A lot of pastors and politicians want you to believe that Christianity is a party line. They’ve tried to make it into a listing of litmus test questions you have to answer as if they were ends in and of themselves, and they don’t want you to think about the nuance of it all. They just want to know if you’re in or you’re out.
We don’t have to play by their rules. We don’t have to play by their rules, because faith is not the product of agreeing to a list of static rules and traditions. Faith happens between the channel markers, which is to say that faith happens on the street. Faith happens in the way people think and act in Jerusalem and Darfur and Baghdad and in Chicago. Faith happens when you join a discussion about education reform in Illinois or when you sign up for a mission trip to New Orleans. Faith happens in the Community Garden over in Cabrini-Green and it happens when you volunteer to tutor a child at Michigan and Chestnut. Faith also happens in your homes with your own families and friends, not just because you learn what our traditions are, but because you think about what those traditions mean and you go out and do something that keeps those traditions alive.
God does give us brains, and there are choices to be made and things to be done, but even faithful, thoughtful people make bad choices, so God also gives us hearts so that we might know that while our brains often don’t get it right, God loves us still.
This morning we read responsively a passage from Isaiah. The people of Israel have turned their backs on God, forgotten God’s laws, lost everything they had, and gone into exile in a foreign land as an enslaved people. These people have no commonly agreed-upon message. So God sends Isaiah, a prophet, to remind them that God is still around, and Isaiah says to them, “Thus says the Lord: Fear not, I have redeemed you. I have called you by name, you are mine. When you pass through the waters I will be with you. . . . When you walk through fire you shall not be burned. . . . You are precious in my [sight]” (Isaiah 43:1–4).

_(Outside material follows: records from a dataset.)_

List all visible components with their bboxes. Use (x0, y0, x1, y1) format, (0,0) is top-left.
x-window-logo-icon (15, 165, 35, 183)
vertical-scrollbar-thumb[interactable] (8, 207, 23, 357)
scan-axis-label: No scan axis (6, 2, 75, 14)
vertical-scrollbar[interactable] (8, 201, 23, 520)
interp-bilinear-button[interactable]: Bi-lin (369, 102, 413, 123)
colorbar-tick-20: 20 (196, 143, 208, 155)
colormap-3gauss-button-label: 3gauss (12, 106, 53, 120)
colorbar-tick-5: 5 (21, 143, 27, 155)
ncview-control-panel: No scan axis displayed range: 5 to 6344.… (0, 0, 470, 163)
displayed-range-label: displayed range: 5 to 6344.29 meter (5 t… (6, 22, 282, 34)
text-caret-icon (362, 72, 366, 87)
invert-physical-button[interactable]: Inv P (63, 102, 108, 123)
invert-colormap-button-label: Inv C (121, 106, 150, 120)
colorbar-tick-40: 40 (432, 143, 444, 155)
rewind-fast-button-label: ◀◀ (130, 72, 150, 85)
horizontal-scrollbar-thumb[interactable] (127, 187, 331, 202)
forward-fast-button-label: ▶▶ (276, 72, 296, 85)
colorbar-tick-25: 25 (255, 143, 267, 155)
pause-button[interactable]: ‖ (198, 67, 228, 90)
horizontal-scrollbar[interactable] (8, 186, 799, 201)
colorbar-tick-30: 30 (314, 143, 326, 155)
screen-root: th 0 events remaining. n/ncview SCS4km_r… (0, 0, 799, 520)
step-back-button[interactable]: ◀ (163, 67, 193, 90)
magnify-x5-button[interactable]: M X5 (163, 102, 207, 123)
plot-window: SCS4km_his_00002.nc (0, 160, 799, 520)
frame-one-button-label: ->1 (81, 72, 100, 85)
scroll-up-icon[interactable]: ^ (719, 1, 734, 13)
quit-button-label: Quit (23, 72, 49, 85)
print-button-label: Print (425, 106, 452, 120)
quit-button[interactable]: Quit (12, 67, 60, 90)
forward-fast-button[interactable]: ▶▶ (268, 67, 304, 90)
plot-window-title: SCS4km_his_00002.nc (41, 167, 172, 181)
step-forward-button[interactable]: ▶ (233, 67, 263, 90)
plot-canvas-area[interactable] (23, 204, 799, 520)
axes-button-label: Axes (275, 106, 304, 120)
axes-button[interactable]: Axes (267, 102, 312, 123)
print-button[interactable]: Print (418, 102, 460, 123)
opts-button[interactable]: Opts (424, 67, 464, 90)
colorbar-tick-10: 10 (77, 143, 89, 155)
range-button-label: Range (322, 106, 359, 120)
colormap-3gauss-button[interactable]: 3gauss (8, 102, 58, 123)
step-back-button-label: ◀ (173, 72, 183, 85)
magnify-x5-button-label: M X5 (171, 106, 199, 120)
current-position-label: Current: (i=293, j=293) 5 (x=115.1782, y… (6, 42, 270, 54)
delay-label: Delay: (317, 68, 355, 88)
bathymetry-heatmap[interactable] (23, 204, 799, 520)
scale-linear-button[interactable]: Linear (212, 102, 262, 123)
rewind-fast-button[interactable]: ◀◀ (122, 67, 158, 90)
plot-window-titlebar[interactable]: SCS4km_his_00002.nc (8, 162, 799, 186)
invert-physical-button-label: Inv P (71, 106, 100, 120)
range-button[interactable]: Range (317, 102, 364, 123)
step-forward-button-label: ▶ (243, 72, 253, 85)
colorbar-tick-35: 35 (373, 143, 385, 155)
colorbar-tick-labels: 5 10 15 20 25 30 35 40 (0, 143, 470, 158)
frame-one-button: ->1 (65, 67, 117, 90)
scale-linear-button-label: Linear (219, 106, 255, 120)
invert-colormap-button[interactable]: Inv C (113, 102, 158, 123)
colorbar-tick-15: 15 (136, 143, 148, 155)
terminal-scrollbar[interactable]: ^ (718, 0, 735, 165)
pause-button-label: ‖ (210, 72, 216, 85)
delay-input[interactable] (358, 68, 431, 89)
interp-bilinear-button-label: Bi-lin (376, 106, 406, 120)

Still waiting for me to provide a succinct, clear message about what needs to be maintained in the Christian tradition? The old Southern pastor Will Campbell may have said it best when he was asked to sum up Christianity in ten words or less and he did it in nine: “We’re no damn good, but God loves us anyway.”
You’ll turn your back on God and God’s traditions probably every day of your life. No matter how many rules you have, no matter how many laws you observe, there will still be days when you wish you hadn’t said that mean thing to your spouse, when you wish you hadn’t had that one drink too many, when you wish that years ago you’d started yourself on a different path so that you wouldn’t be stuck today in whatever quandary you’re in. That stuff can often be remedied or even lived through, but it doesn’t go away.
Do you need to know a Christian tradition, a value, one that’s easy to articulate and true in all circumstances, one that you can cling to when you’re at the end of your rope? “Thus says the Lord: Fear not, I have redeemed you. I have called you by name, you are mine. When you pass through the waters I will be with you. . . . When you walk through fire you shall not be burned. . . . You are precious in my [sight].” You are precious in my sight. Amen.